Réu condenado a 60 anos tem júri anulado por contradição dos jurados

Embora a Constituição Federal assegure a soberania dos veredictos (artigo 5º, inciso XXXVIII, letra “c”), ela não é absoluta. No caso de os jurados responderem aos quesitos de forma contraditória, haverá uma decisão manifestamente contrária à prova dos autos, passível de ser anulada a fim de o réu ser submetido a novo júri, nos termos do artigo 593, parágrafo 3º, do Código de Processo Penal.

Sob essa fundamentação, em decisão unânime, a 1ª Câmara de Direito Criminal do Tribunal de Justiça de São Paulo (TJ-SP) deu parcial provimento ao recurso de apelação do advogado Eugênio Carlo Balliano Malavasi, que sustentou oralmente, e anulou o júri que condenou um dentista a 60 anos de reclusão, em regime inicial fechado, pela prática de cinco homicídios (três consumados e dois tentados).

“Mostrou-se contraditória a decisão do Conselho de Sentença ao entender que o réu era imputável em relação a três vítimas e inimputável em relação a duas delas, principalmente considerando homicídios ocorridos no mesmo dia (15/07/2015), embora um deles tenha sido tentado”, observou o desembargador relator Diniz Fernando Ferreira da Cruz. O julgamento do recurso ocorreu nesta quarta-feira (24/1).

Disfarçado com peruca, o dentista cometeu os homicídios em três ataques distintos, em Santos, entre 23 de dezembro de 2014 e 23 de setembro de 2015. Ligadas a uma cadeia de clínicas dentárias em Santos e São Vicente, as vítimas foram atingidas por tiros.
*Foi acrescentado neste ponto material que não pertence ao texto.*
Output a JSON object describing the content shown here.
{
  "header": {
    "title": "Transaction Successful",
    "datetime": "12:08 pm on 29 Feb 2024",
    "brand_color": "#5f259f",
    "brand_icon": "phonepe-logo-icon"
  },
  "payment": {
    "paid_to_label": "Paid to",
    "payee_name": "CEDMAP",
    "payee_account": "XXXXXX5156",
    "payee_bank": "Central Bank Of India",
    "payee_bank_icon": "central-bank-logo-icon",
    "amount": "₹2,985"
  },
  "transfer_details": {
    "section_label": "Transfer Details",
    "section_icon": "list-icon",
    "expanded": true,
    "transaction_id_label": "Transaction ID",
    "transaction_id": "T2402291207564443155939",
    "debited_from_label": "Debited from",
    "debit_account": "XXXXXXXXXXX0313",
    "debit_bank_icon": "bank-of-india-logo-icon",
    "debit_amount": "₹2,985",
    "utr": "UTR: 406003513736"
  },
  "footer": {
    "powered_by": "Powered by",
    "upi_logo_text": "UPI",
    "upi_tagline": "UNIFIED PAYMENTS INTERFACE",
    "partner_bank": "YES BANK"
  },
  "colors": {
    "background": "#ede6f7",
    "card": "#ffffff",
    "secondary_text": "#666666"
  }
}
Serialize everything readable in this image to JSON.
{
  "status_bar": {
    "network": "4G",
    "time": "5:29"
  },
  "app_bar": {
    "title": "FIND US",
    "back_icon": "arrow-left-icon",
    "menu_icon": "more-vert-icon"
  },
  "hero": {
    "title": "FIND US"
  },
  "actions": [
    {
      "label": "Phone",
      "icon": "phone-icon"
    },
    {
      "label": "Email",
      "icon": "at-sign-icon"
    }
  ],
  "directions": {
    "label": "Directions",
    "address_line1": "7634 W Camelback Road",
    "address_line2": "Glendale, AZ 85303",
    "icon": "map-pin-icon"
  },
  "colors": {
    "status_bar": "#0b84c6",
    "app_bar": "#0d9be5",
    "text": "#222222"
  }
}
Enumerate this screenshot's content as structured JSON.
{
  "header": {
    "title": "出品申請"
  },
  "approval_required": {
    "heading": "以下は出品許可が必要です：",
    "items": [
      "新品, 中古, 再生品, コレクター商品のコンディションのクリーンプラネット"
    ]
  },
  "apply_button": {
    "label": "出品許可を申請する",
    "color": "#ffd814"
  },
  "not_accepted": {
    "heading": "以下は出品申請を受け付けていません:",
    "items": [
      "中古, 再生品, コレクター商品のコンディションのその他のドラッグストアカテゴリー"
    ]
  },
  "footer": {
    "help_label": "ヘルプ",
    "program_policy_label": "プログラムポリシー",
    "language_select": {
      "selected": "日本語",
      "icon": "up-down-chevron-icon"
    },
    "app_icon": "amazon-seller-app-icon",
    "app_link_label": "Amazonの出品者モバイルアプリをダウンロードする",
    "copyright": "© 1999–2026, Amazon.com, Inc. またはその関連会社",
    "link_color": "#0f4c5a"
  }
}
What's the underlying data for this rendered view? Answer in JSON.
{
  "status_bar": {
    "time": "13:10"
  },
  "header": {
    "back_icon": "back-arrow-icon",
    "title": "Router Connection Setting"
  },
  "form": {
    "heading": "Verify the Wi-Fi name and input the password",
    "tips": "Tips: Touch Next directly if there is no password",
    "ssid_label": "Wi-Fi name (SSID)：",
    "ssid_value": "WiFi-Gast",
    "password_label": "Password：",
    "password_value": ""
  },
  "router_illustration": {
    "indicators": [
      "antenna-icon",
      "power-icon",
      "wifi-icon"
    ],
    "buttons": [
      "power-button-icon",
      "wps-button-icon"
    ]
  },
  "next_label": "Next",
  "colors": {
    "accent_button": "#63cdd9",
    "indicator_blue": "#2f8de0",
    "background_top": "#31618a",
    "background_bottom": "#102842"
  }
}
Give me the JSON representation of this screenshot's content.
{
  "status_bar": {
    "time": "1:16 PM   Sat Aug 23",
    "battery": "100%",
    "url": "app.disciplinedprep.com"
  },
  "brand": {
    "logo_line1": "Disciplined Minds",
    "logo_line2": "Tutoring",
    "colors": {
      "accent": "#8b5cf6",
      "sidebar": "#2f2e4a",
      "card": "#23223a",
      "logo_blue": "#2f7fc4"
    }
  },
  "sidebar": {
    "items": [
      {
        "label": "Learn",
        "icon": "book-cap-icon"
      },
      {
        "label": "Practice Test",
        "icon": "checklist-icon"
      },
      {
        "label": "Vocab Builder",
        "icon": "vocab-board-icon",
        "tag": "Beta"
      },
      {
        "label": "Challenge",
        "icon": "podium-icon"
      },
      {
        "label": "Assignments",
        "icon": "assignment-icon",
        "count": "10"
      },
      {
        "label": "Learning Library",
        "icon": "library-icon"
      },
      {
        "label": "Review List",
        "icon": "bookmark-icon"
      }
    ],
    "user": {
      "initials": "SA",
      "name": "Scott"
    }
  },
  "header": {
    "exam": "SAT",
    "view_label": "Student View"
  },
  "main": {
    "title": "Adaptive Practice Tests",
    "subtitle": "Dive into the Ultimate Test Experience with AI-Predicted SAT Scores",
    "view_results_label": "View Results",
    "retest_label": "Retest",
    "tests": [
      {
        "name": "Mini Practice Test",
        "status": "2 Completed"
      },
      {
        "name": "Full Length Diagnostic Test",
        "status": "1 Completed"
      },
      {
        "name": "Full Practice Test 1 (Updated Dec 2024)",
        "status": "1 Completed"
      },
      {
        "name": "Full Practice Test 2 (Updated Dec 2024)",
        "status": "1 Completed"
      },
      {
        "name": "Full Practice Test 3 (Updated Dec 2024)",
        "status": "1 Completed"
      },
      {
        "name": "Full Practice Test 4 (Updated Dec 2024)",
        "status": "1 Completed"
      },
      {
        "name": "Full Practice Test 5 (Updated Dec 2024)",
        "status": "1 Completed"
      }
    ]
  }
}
Segundo o Ministério Público, o réu agiu por motivo torpe, caracterizado pela vingança, porque atribuía o seu declínio profissional à ascensão da rede odontológica concorrente.

Cardápio pericial

Acusação e defesa juntaram nos autos laudos periciais divergentes entre si quanto à saúde mental do acusado. Há resultado de exame que aponta o réu como imputável, mas outro que o classifica como inimputável. Ainda conforme uma terceira conclusão de expert que examinou Flávio, ele era “parcialmente incapaz de entendimento e totalmente de determinação”.

Diante desse leque, os jurados poderiam optar por qualquer uma delas, “mas não da forma como ocorreu”, conforme assinalou relator. “Sendo cinco vítimas, os quesitos foram divididos em cinco séries. Nas séries 1 a 3, os jurados entenderam que o réu era imputável à época dos fatos. Contudo, nas séries 4 e 5, votaram pela inimputabilidade”, acrescentou Diniz Fernando.

Diante dessas respostas aos quesitos, o relator concluiu que os jurados apresentaram decisões “incoerentes”, sendo o caso de anular o júri e determinar a realização de outro. Os desembargadores Figueiredo Gonçalves e Mário Devienne Ferraz também participaram do julgamento da apelação. Com esse acórdão, os recursos do Ministério Público e dos assistentes da acusação pedindo a elevação da pena ficaram prejudicados.

Ainda será designada a data do novo julgamento. O primeiro júri durou três dias, sendo o veredicto anunciado na noite de 12 de maio de 2022. O réu encontra-se recolhido na Penitenciária José A. C. Salgado, a P-II de Tremembé, e o TJ-SP manteve a sua prisão preventiva. Ele permaneceu foragido por mais de três anos, considerando a data do último crime. A sua captura ocorreu em novembro de 2018.